Creating Memorable Events for Jay Peak Guests
After graduating, Luke started at Jay as the snow reporter, creating weather and ski forecasts for guests. In his first year as events manager, he helped develop the music festival Jeezum Crow which, with Jay’s Bean & Brew Festival, was named a top 10 summer event by the Vermont Chamber of Commerce.
“Having recognition from the state of Vermont for top 10 events is huge, a nice pat on the back for a job well done,” he said.
Jay Peak’s monthly music series is one of Luke’s projects, too. “I’m proud of our music series,” he said. “We’ve been able to grow from a 500-person ballroom to a 3,000-person outdoor amphitheater we use in the summer.”
Luke has brought big acts to the resort, including Widespread Panic, Umphrey’s McGee, Gov’t Mule, Bruce Hornsby, and others. “I never thought I’d have the opportunity to work with nationally known artists and not only book the bands but organize all the details related to every concert.”
OELT Students Benefit From a Comprehensive Education
Drawn to a career in the ski industry, Luke, a longtime snowboarder, transferred to NVU from another college. “The biggie for me was NVU’s overall ski resort management program. It’s so detailed regarding all the different offerings students are exposed to,” he says, from lift maintenance and mechanics and snowmaking to marketing and general resort operations. “It was really a well-rounded education.”
The practical skills Luke built while at NVU help him excel at Jay Peak.

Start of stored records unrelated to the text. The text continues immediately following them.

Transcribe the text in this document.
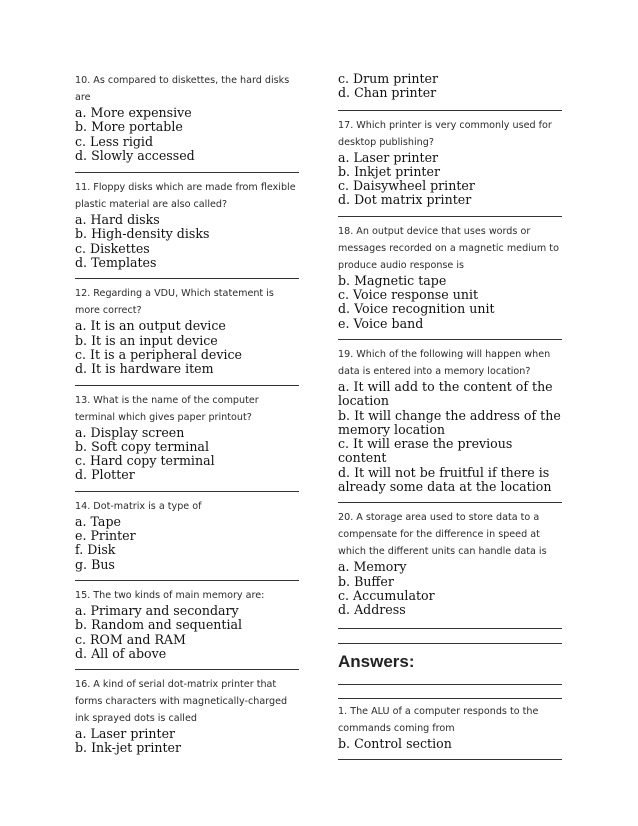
10. As compared to diskettes, the hard disks are

a. More expensive

b. More portable

c. Less rigid

d. Slowly accessed

11. Floppy disks which are made from flexible plastic material are also called?

a. Hard disks

b. High-density disks

c. Diskettes

d. Templates

12. Regarding a VDU, Which statement is more correct?

a. It is an output device

b. It is an input device

c. It is a peripheral device

d. It is hardware item

13. What is the name of the computer terminal which gives paper printout?

a. Display screen

b. Soft copy terminal

c. Hard copy terminal

d. Plotter

14. Dot-matrix is a type of

a. Tape

e. Printer

f. Disk

g. Bus

15. The two kinds of main memory are:

a. Primary and secondary

b. Random and sequential

c. ROM and RAM

d. All of above

16. A kind of serial dot-matrix printer that forms characters with magnetically-charged ink sprayed dots is called

a. Laser printer

b. Ink-jet printer

c. Drum printer

d. Chan printer

17. Which printer is very commonly used for desktop publishing?

a. Laser printer

b. Inkjet printer

c. Daisywheel printer

d. Dot matrix printer

18. An output device that uses words or messages recorded on a magnetic medium to produce audio response is

b. Magnetic tape

c. Voice response unit

d. Voice recognition unit

e. Voice band

19. Which of the following will happen when data is entered into a memory location?

a. It will add to the content of the location

b. It will change the address of the memory location

c. It will erase the previous content

d. It will not be fruitful if there is already some data at the location

20. A storage area used to store data to a compensate for the difference in speed at which the different units can handle data is

a. Memory

b. Buffer

c. Accumulator

d. Address

Answers:

1. The ALU of a computer responds to the commands coming from

b. Control section
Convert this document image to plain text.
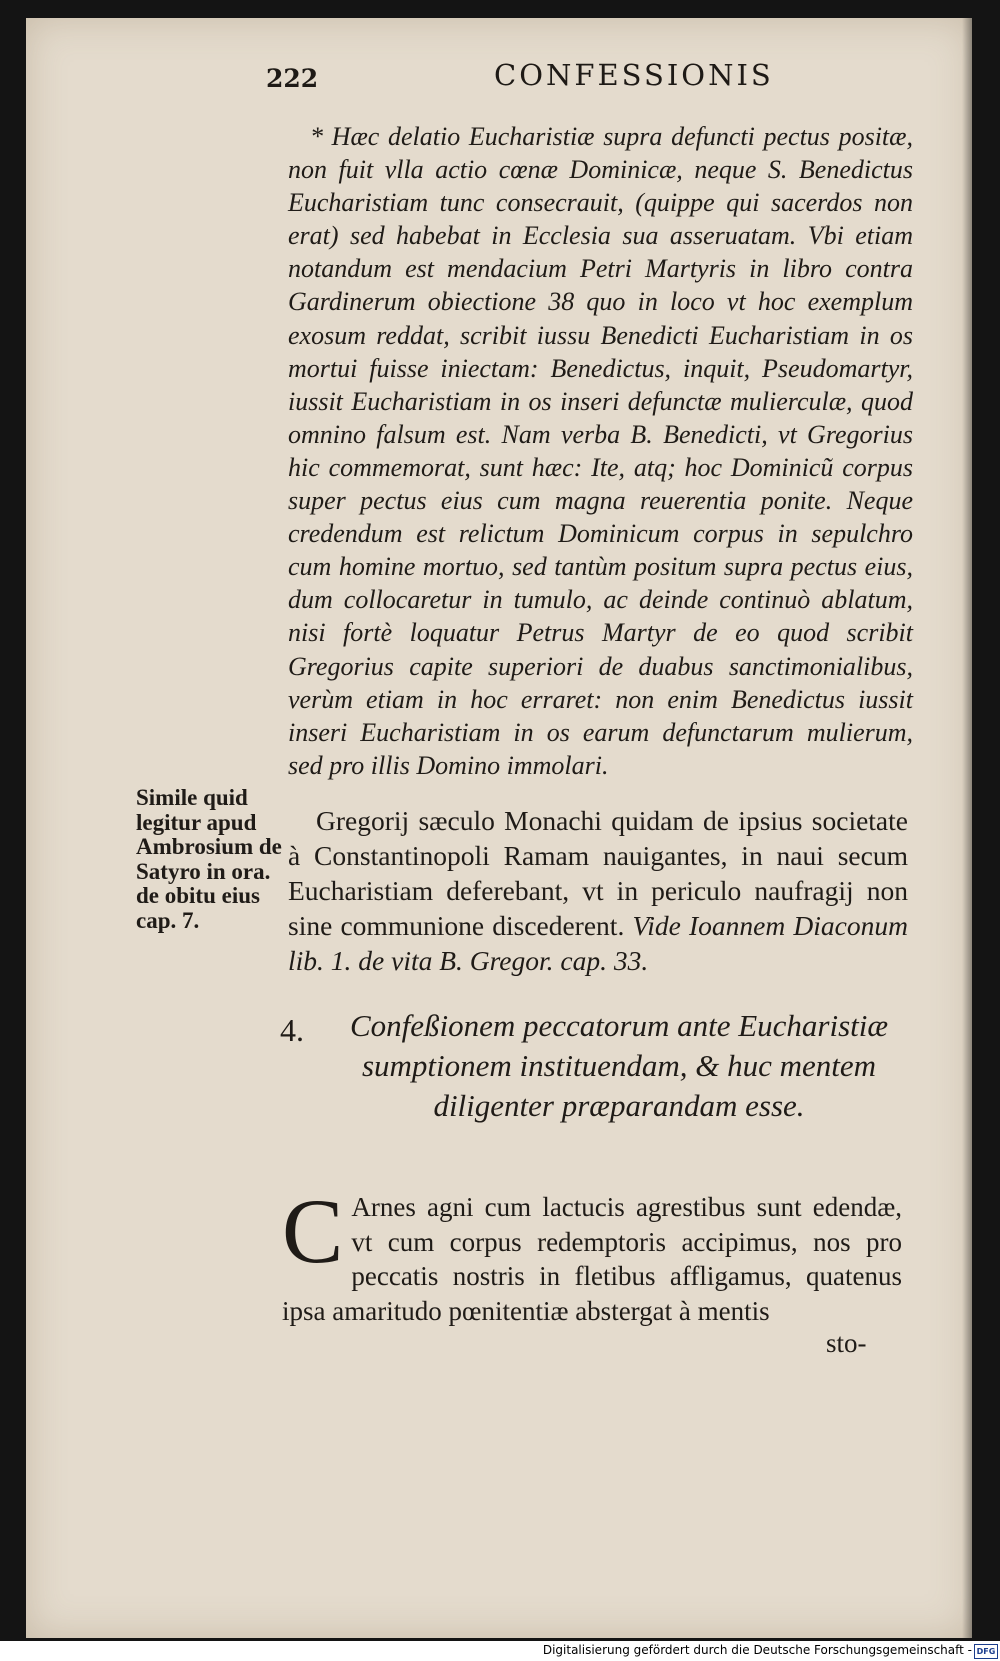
222	CONFESSIONIS

* Hæc delatio Eucharistiæ supra defuncti pectus positæ, non fuit vlla actio cœnæ Dominicæ, neque S. Benedictus Eucharistiam tunc consecrauit, (quippe qui sacerdos non erat) sed habebat in Ecclesia sua asseruatam. Vbi etiam notandum est mendacium Petri Martyris in libro contra Gardinerum obiectione 38 quo in loco vt hoc exemplum exosum reddat, scribit iussu Benedicti Eucharistiam in os mortui fuisse iniectam: Benedictus, inquit, Pseudomartyr, iussit Eucharistiam in os inseri defunctæ mulierculæ, quod omnino falsum est. Nam verba B. Benedicti, vt Gregorius hic commemorat, sunt hæc: Ite, atq; hoc Dominicũ corpus super pectus eius cum magna reuerentia ponite. Neque credendum est relictum Dominicum corpus in sepulchro cum homine mortuo, sed tantùm positum supra pectus eius, dum collocaretur in tumulo, ac deinde continuò ablatum, nisi fortè loquatur Petrus Martyr de eo quod scribit Gregorius capite superiori de duabus sanctimonialibus, verùm etiam in hoc erraret: non enim Benedictus iussit inseri Eucharistiam in os earum defunctarum mulierum, sed pro illis Domino immolari.

Simile quid legitur apud Ambrosium de Satyro in ora. de obitu eius cap. 7.

Gregorij sæculo Monachi quidam de ipsius societate à Constantinopoli Ramam nauigantes, in naui secum Eucharistiam deferebant, vt in periculo naufragij non sine communione discederent. Vide Ioannem Diaconum lib. 1. de vita B. Gregor. cap. 33.

4.	Confeßionem peccatorum ante Eucharistiæ sumptionem instituendam, & huc mentem diligenter præparandam esse.
C Arnes agni cum lactucis agrestibus sunt edendæ, vt cum corpus redemptoris accipimus, nos pro peccatis nostris in fletibus affligamus, quatenus ipsa amaritudo pœnitentiæ abstergat à mentis

sto-
Digitalisierung gefördert durch die Deutsche Forschungsgemeinschaft - DFG
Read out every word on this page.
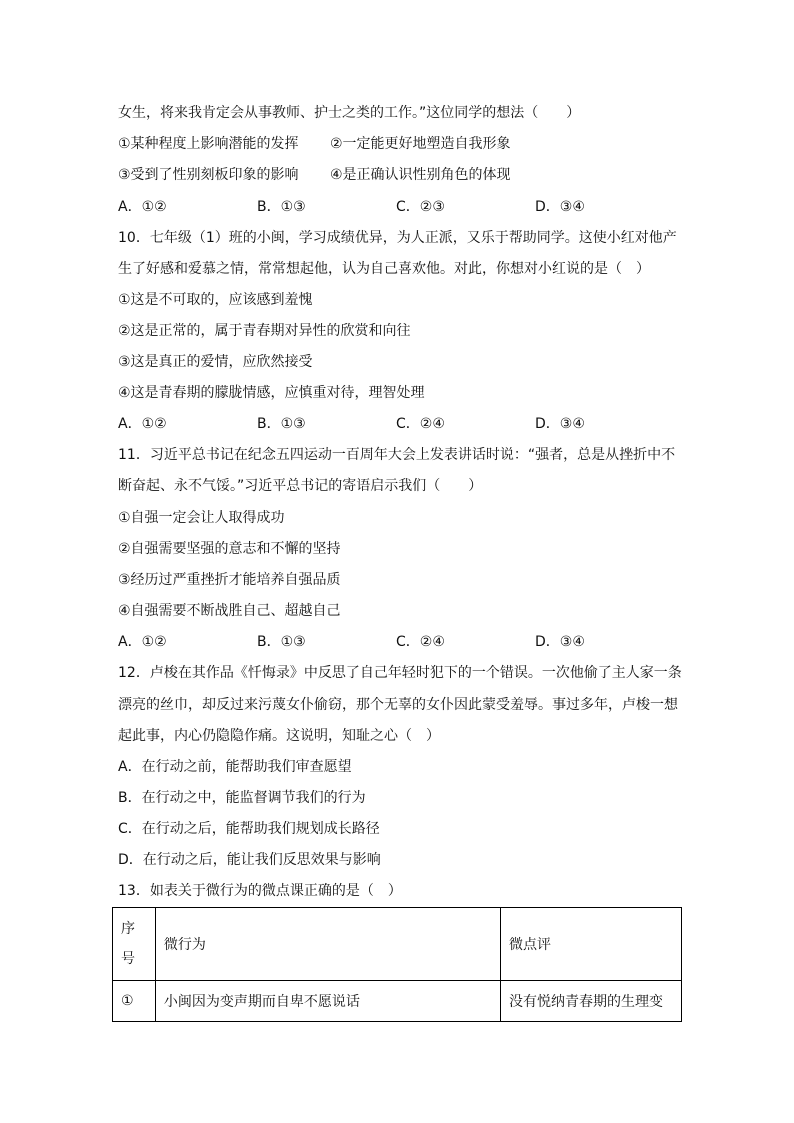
女生，将来我肯定会从事教师、护士之类的工作。”这位同学的想法（　　）
①某种程度上影响潜能的发挥 ②一定能更好地塑造自我形象
③受到了性别刻板印象的影响 ④是正确认识性别角色的体现
A．①②	B．①③	C．②③	D．③④
10．七年级（1）班的小闽，学习成绩优异，为人正派，又乐于帮助同学。这使小红对他产
生了好感和爱慕之情，常常想起他，认为自己喜欢他。对此，你想对小红说的是（　）
①这是不可取的，应该感到羞愧
②这是正常的，属于青春期对异性的欣赏和向往
③这是真正的爱情，应欣然接受
④这是青春期的朦胧情感，应慎重对待，理智处理
A．①②	B．①③	C．②④	D．③④
11．习近平总书记在纪念五四运动一百周年大会上发表讲话时说：“强者，总是从挫折中不
断奋起、永不气馁。”习近平总书记的寄语启示我们（　　）
①自强一定会让人取得成功
②自强需要坚强的意志和不懈的坚持
③经历过严重挫折才能培养自强品质
④自强需要不断战胜自己、超越自己
A．①②	B．①③	C．②④	D．③④
12．卢梭在其作品《忏悔录》中反思了自己年轻时犯下的一个错误。一次他偷了主人家一条
漂亮的丝巾，却反过来污蔑女仆偷窃，那个无辜的女仆因此蒙受羞辱。事过多年，卢梭一想
起此事，内心仍隐隐作痛。这说明，知耻之心（　）
A．在行动之前，能帮助我们审查愿望
B．在行动之中，能监督调节我们的行为
C．在行动之后，能帮助我们规划成长路径
D．在行动之后，能让我们反思效果与影响
13．如表关于微行为的微点课正确的是（　）
序
号	微行为	微点评
①	小闽因为变声期而自卑不愿说话	没有悦纳青春期的生理变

“My time at NVU confirmed that it’s possible to develop a successful career in the ski resort industry and do what you love every day. Working for Jay Peak has been a fantastic experience. It wouldn’t be possible if it wasn’t for me making the move to NVU and getting that experience,” he says. “If you love the outdoors and want a career in outdoor recreation or the ski industry, NVU is definitely the place to go.”
Small Classes, Friendly Campus Lead to Close Student-Faculty Ties
In addition to the many opportunities for outdoor recreation on and off campus, Luke valued NVU’s community of students, faculty, and staff. “A small school where everybody knows one another was the perfect atmosphere for me,” he says. “I prefer an intimate campus community and intimate classrooms.”
The ability for students to develop close relationships with faculty led to Luke’s friendship with OELT professor Sean Doll, who oversaw Luke’s internship at Jay Peak. Now Luke manages the resort’s internship program with NVU-Lyndon.
“I love what I do,” Luke says. “Creating and developing positive experiences for folks — someone coming to a concert for the first time or someone competing at one of our on-mountain events — gives me a lot of joy and validation for what I do.”